だから、迷惑だなんて思ってないし、辛かったり寂しかったり苦しかったりした時は頼って欲しいし、ワガママだって言って欲しい。だって俺、咲桜ちゃんのお兄ちゃんだし?可愛い妹のお願いは叶えてやりてーじゃん?」
ぼろぼろと涙が溢れて止まらない。嬉しくて、嬉しくて、どうしようもなく嬉しくて。拭っても拭っても溢れてくる涙を一生懸命両手で拭って、零れる嗚咽を必死に飲み込む。そんな私に、萩原さんはもう一度両手を広げた。
「おいで、咲桜」
優しい声に、我慢なんて出来なかった。飛び付くように抱きついてわんわん声を上げて泣いた。寂しかった。怖かった。いつか、萩原さんもあの人みたいになるんじゃないかって。手放したくなかった。私の、私だけのお兄ちゃん。生まれて初めての、私だけ。それが無くなるのが怖かった。何があっても絶対大丈夫って、確証が欲しかった。
「あんまり泣きすぎると、目溶けちゃうよ」
「やだぁぁああ、」
「ぶはっ、ごめんごめん。冗談だって」
ぼろぼろと際限なく溢れてくる涙を笑いながら拭ってくれる萩原さんにぎゅうぎゅうとしがみつく。疲れたろ、と寝かしつけるように背中を撫でられてとろりとろりと瞼が重くなる。
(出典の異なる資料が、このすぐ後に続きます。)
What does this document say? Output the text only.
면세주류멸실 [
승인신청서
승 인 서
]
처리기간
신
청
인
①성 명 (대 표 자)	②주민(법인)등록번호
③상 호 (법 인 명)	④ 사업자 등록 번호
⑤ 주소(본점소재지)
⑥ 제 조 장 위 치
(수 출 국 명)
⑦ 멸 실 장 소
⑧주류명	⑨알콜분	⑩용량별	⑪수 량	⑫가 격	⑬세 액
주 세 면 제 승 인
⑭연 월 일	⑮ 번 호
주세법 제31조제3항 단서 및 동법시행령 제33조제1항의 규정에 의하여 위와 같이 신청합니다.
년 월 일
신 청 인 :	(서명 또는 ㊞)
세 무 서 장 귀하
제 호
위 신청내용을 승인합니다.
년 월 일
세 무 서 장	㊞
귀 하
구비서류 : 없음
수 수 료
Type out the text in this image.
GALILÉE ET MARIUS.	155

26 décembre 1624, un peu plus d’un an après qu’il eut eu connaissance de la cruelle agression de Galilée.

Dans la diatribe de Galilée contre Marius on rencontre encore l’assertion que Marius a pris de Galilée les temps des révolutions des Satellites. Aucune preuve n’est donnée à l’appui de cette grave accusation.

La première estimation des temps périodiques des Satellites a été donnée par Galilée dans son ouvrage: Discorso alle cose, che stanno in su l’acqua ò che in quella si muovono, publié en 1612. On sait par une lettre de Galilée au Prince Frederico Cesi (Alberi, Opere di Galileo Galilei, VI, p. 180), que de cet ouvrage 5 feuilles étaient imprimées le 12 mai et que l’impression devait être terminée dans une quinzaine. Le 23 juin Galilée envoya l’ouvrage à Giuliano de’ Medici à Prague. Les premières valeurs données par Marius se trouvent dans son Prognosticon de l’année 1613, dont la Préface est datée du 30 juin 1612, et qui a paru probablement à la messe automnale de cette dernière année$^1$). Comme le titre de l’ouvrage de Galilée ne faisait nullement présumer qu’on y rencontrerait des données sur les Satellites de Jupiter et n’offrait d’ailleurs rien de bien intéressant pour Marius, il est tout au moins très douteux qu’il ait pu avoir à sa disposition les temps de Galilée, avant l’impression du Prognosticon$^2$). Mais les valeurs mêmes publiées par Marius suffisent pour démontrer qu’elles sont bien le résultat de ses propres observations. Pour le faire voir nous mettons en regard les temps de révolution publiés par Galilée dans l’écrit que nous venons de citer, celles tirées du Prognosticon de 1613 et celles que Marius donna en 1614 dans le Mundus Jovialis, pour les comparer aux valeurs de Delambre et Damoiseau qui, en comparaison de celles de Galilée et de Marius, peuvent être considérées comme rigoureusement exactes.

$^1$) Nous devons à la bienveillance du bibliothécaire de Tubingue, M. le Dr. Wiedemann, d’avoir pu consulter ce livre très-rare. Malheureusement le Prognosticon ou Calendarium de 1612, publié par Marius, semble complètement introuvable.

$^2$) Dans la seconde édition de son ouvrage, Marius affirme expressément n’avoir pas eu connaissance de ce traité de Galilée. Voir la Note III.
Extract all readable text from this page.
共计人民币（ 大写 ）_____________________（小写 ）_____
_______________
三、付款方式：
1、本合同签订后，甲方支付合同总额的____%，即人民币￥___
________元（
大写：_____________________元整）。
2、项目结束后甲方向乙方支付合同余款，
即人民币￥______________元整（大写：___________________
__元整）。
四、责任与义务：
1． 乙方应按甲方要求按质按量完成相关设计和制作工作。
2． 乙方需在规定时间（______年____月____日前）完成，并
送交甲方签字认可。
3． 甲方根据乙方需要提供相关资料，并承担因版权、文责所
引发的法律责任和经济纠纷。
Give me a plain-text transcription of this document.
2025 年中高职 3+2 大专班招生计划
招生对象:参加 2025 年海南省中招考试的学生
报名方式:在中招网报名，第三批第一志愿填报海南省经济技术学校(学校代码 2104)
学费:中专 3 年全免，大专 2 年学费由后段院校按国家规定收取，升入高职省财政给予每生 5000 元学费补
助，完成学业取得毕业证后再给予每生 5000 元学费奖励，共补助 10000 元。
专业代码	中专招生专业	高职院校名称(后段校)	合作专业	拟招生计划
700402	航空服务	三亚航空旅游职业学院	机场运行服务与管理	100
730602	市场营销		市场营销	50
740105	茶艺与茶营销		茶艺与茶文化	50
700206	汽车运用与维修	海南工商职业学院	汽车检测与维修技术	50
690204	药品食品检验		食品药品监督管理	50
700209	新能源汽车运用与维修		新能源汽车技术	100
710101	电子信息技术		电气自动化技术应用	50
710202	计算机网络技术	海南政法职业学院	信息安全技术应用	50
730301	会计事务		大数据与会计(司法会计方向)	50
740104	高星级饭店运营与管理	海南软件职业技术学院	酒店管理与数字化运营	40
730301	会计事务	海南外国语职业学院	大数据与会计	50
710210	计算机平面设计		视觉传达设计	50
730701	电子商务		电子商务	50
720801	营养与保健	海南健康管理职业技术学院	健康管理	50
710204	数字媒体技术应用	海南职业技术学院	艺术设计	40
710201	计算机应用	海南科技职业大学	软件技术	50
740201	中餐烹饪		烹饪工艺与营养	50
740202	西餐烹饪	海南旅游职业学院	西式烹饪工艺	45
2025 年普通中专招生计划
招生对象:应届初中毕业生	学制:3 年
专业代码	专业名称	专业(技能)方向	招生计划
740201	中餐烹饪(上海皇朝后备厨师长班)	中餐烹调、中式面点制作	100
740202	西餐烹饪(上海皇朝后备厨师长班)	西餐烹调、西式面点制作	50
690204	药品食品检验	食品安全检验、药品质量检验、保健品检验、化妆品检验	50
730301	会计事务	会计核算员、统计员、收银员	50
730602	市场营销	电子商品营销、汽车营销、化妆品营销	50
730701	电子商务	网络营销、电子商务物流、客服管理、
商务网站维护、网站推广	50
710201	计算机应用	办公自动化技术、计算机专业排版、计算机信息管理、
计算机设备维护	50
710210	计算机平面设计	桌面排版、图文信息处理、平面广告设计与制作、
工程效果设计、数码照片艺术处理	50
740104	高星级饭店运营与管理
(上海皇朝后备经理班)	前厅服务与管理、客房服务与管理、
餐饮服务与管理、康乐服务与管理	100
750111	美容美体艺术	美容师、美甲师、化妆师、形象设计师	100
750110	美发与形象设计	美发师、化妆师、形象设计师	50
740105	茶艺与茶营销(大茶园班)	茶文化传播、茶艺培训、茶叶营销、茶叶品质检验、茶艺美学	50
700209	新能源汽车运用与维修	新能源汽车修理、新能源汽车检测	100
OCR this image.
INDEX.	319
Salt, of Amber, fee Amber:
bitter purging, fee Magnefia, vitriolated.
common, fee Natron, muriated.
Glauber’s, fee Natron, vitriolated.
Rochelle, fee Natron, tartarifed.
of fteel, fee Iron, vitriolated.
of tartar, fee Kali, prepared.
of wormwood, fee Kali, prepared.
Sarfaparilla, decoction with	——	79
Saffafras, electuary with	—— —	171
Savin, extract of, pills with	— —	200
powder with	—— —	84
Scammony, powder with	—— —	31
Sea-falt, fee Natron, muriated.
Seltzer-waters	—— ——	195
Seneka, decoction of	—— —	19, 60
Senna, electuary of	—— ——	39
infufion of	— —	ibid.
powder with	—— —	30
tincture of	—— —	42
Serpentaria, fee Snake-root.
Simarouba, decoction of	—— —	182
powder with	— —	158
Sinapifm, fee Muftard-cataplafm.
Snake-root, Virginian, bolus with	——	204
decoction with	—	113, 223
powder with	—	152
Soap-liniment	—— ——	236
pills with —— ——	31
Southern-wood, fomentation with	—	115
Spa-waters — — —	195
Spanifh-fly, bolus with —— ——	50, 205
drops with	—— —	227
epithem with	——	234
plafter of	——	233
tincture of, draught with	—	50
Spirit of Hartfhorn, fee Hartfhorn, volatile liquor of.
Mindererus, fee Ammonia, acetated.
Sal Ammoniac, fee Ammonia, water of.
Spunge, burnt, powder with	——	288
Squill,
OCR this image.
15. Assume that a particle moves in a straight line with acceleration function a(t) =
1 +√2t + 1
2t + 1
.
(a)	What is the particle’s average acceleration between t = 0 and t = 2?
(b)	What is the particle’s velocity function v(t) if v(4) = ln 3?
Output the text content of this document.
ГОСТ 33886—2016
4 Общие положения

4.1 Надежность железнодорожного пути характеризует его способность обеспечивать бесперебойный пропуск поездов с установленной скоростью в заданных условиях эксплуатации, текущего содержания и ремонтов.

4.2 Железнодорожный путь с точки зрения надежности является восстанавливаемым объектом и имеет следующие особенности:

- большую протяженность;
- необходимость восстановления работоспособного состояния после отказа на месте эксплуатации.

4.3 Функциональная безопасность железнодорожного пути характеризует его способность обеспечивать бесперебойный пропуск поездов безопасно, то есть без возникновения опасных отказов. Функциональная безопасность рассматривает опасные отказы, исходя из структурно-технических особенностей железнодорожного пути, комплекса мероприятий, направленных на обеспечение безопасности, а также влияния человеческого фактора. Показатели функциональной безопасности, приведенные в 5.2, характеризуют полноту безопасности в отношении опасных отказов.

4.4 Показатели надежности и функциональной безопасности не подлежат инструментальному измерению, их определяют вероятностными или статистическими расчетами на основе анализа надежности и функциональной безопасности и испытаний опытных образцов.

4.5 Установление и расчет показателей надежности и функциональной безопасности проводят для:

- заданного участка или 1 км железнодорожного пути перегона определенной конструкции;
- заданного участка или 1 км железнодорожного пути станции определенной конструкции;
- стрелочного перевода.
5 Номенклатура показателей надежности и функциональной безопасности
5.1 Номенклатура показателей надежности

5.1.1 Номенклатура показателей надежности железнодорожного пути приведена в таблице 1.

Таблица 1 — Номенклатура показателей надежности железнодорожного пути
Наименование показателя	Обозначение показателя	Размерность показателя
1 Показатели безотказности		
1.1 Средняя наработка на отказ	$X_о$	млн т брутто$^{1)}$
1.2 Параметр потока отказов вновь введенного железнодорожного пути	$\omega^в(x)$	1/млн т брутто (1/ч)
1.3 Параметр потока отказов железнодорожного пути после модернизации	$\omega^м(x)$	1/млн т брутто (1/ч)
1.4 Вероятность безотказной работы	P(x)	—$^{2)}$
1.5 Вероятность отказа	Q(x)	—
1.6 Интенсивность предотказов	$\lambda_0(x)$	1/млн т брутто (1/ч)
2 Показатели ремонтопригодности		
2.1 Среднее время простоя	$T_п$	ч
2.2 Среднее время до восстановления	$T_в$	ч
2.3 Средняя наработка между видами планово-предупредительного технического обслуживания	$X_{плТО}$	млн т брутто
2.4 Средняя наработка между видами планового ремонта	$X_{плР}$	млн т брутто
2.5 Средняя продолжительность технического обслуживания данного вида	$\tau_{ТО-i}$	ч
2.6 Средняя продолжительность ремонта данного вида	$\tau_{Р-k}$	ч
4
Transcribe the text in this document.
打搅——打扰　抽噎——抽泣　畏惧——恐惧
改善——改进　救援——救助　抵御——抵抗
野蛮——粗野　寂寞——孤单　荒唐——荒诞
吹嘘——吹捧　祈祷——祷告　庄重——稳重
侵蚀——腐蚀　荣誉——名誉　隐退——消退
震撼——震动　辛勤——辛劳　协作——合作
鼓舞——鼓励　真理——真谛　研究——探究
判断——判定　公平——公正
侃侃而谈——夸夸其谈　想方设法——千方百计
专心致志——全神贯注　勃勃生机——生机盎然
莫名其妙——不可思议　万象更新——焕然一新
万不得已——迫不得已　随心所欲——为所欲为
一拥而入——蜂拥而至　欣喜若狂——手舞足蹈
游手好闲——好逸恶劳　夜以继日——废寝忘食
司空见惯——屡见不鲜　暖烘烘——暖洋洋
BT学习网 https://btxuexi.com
眠っている間に、萩原さんがどこかに行っちゃったらどうしよう。そう思ったら怖くてぎゅううっと手に力が入る。その手を包み込むように大きな手が重ねられてどこにも行かないよ、と優しい音が耳を撫でる。
「だから、安心して休みな」
おやすみ、と額にキスが落とされて一気に眠気が襲ってくる。重ねられた手の温もりも、安心する香りも、全部全部、私だけのものだと思ったら幸せで堪らない。ゆっくりと意識が沈んで、とぷりと落ちた。